Les échos de la résistance : 25 ans après Little Sisters c. Canada
Une librairie devenue champ de bataille
Little Sisters Book and Art Emporium, petite librairie queer de Vancouver, était d’abord un refuge : un lieu où la communauté 2SLGBTQ+ pouvait se reconnaître dans des romans, essais, informations en matière de santé et œuvres artistiques. Pendant plus de dix ans, elle s’est pourtant retrouvée au cœur d’un débat national sur la censure, l’égalité et le pouvoir de l’État. Les douanes canadiennes saisissaient ou interdisaient régulièrement des ouvrages destinés à la librairie sous prétexte d’obscénité—des livres pourtant disponibles dans des circuits hétérosexuels « mainstream ».
En 2000, la Cour suprême du Canada a jugé que ces pratiques violaient les droits garantis par la Charte—la liberté d’expression (art. 2b) et le droit à l’égalité (art. 15(1)). Elle a surtout supprimé la disposition de la Loi sur les douanes qui imposait à l’importateur de prouver que le contenu n’était pas obscène. Désormais, c’est à l’État de démontrer l’obscénité.
La décision n’a pas aboli la possibilité, pour le Canada, de bloquer du matériel réellement obscène, mais elle a rééquilibré le pouvoir en faveur de la liberté d’expression.
Bien plus qu’une simple librairie
Little Sisters, c’était bien plus que des livres. C’était un espace politique, culturel et communautaire qui proposait aussi des textes universitaires, des mémoires, des fanzines et des récits historiques donnant voix à des vies trop souvent effacées. En ciblant la librairie, l’État ne cherchait pas seulement à contrôler des contenus : il contrôlait des identités.
Ce qui rend l’affaire si marquante, c’est qu’elle affirmait que les personnes queer et trans bénéficient des mêmes droits à l’expression, à la dignité et à l’accès à la culture que tout autre citoyen·ne. Elle a créé un précédent sur lequel plusieurs générations ont bâti leur communauté et leur résistance.
La victoire fut toutefois mitigée. En 2006, la librairie est retournée devant la Cour suprême pour demander le paiement anticipé de ses frais juridiques. La Cour refusa, estimant que l’affaire ne satisfaisait pas aux critères d’exception. Cette décision mit pratiquement fin au combat judiciaire, mais l’écho de cette résistance perdure.
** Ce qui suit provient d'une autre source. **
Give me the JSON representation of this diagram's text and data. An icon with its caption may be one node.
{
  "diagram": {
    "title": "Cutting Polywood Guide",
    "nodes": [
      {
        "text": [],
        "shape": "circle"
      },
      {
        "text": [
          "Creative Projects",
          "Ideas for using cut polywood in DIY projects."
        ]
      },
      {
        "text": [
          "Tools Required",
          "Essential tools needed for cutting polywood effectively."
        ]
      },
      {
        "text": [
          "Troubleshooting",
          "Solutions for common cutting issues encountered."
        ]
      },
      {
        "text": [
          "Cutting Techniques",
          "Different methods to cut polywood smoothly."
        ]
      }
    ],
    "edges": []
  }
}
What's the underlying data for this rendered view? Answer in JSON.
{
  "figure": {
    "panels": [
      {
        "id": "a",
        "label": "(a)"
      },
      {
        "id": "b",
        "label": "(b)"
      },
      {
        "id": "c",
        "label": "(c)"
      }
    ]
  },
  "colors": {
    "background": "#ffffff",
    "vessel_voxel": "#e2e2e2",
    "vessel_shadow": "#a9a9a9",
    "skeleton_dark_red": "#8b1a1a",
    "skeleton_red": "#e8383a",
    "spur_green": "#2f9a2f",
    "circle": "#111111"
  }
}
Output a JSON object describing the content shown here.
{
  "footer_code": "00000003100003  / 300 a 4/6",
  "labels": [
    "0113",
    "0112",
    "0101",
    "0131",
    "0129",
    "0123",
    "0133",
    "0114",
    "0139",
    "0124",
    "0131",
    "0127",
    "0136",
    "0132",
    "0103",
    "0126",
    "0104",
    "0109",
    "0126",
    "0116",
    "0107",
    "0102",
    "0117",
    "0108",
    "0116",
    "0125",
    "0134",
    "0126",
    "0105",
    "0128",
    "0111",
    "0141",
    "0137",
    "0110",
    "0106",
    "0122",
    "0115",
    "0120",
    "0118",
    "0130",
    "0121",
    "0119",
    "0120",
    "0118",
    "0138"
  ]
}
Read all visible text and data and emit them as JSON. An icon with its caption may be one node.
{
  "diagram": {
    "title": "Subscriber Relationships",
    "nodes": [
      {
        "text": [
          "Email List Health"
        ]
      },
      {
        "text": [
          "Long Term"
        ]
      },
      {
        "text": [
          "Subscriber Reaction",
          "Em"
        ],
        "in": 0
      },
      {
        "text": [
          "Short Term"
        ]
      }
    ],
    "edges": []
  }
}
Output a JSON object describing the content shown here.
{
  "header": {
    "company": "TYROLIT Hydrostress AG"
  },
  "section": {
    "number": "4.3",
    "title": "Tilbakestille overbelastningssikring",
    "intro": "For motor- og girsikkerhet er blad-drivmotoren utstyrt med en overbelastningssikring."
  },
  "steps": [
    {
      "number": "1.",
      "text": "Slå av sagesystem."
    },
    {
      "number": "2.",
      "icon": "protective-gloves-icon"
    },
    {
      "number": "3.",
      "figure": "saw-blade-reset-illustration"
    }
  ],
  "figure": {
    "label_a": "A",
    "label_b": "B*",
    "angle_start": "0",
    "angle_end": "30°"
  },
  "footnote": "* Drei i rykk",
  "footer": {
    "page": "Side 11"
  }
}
Une nouvelle vague de censure ?
Vingt‑cinq ans plus tard, cet écho résonne à nouveau. En juillet 2025, le gouvernement de l’Alberta a annoncé de nouvelles règles visant les ouvrages « sexuellement explicites » dans les bibliothèques scolaires. Le ministre de l’Éducation, Demetrios Nicolaides, affirme qu’il ne s’agit pas d’interdiction, mais plusieurs titres visés sont des récits queer ou trans, tels que Gender Queer de Maia Kobabe ou Fun Home d’Alison Bechdel.
Le parallèle est frappant : encore une fois, un gouvernement trace des frontières subjectives entre le « convenable » et l’« inapproprié », et les histoires 2SLGBTQ+ se retrouvent disproportionnellement de l’autre côté de la ligne. La charge de la preuve devient floue, retombant sur les communautés, les enseignant·e·s et les bibliothécaires qui défendent le droit d’exister ouvertement.
Le pouvoir des récits
La décision Little Sisters n’a pas aboli la censure au Canada, mais elle a proclamé : les récits queer et trans comptent, et la lutte pour les raconter librement vaut la peine d’être menée.
En 2025‑26, alors que la Journée rose choisit le thème ECHO pour célébrer ce quart de siècle de résistance, rappelons‑nous : la censure prend de nombreuses formes, mais la résistance aussi. Parce qu’un livre ouvert peut changer des vies—et les meilleures histoires résonnent bien au‑delà de leurs pages.